No doubt our members can relate to these quotes from our respondents in answer to the question:

“Without access to DSS and other supports …”

  • the effects for her would be “tragic” … “as we wouldn’t be able to sustain her in our care. She would most likely be put into the care of OT as we’re already burnt out …”

  • “we would not cope at all – barely do now. Basically she would need to go into residential care NOW.”

  • “It would be nice if we could get the funding like everyone else does. I’m sick of being kicked by the system, under informed, wrongly informed. Left out of funding that could help us both …”

  • “Not sure they would still be able to live with us … It’s stressful on all the family and we are exhausted.”

  • “If we weren’t able to access the funding and the sense of hope that arrives with it we’d be looking for our child for life to be placed elsewhere as we can’t sustain the required care without the funding support.”

  • “If our young person had had support and we had had support our young person would still be safe at home. They would not have been in and out of youth justice, numerous motels, living on the street and wasting Police resources.”

  • “His efforts at socialising have led to him being ripped off and abused by others, used for unsavoury tasks.”

  • “We are suffering as a family. We can’t go out … Its affecting our health … If we had more help we could enjoy life more. We all seem to be burning out. We need help please.”

  • “I am one of these parents who is getting older and continue to care for my adult child with FASD. I’m tired and I am worried as when I am gone, who is going to look after my boy.”

  • “Does it have to be so hard to access help?”

Conclusion

The results of this survey confirmed the lived and living experience of staff and Board members at FASD-CAN. It has also highlighted, not unexpectedly, a significant degree of dissatisfaction and despair with the status quo.  People with FASD and their families and whānau continue to experience significant and on-going stigma, social isolation, lack of FASD-informed services and access to funding that would help their person with FASD and their family to thrive.  Secure placements in care are also at risk.

The survey also reveals that caregivers are at “breaking point” due to the many challenges they face on a daily basis supporting and scaffolding the highly complex needs of their disabled person and that of other family members.

People with Autism Spectrum Disorder (ASD) comprise an estimated 1-2% of New Zealand’s population and have access to DSS, but people with FASD at 3-5% of the population do not.
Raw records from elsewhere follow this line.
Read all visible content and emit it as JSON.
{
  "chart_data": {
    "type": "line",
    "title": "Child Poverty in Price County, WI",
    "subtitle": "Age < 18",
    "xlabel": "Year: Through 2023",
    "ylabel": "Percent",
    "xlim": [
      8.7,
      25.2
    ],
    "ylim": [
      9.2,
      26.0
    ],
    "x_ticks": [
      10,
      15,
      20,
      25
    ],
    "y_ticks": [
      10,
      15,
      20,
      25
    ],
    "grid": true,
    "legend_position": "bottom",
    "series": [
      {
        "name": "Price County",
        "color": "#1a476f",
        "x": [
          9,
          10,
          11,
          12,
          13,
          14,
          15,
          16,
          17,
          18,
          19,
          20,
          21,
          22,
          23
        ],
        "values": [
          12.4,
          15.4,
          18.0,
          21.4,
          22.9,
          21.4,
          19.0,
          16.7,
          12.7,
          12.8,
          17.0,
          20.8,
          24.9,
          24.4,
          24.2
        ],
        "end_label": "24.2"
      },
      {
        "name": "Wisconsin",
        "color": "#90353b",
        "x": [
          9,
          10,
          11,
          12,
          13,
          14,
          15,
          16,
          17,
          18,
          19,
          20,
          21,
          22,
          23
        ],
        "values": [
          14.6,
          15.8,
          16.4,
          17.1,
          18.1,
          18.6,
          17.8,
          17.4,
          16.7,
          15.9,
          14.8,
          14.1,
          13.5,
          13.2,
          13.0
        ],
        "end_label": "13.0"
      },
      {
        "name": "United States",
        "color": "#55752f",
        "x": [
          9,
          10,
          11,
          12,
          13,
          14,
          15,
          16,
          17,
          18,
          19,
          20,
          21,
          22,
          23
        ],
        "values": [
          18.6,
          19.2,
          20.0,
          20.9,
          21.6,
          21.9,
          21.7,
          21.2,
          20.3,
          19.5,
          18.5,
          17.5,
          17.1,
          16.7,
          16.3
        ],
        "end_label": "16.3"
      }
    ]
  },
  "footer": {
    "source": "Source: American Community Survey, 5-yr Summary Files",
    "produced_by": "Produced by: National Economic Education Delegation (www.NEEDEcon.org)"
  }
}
Where is the equity in this?

Where to next?

In addition to our survey questions on DSS, we have analysed extra data gathered such as whether those with FASD had managed to get a confirmed diagnosis, whether they had experience in out-of-home care, any co-morbidities affecting support availability and other supports received.

This analysis will, we hope, form part of the government’s review of DSS eligibility. We will be using this data in our mahi advocating directly with MPs and others, and will share it with the public too, highlighting the many issues and concerns our members have raised.

Thank you

We wish to sincerely thank all of the survey respondents for taking the time to provide such valuable insights into your lived experiences. We also want to acknowledge all your hard work, mental and physical exhaustion and the other effects raising a person with FASD can have on the wellbeing of caregivers and whānau. You truly are superheroes to some very vulnerable people … even if they do not realise it yet.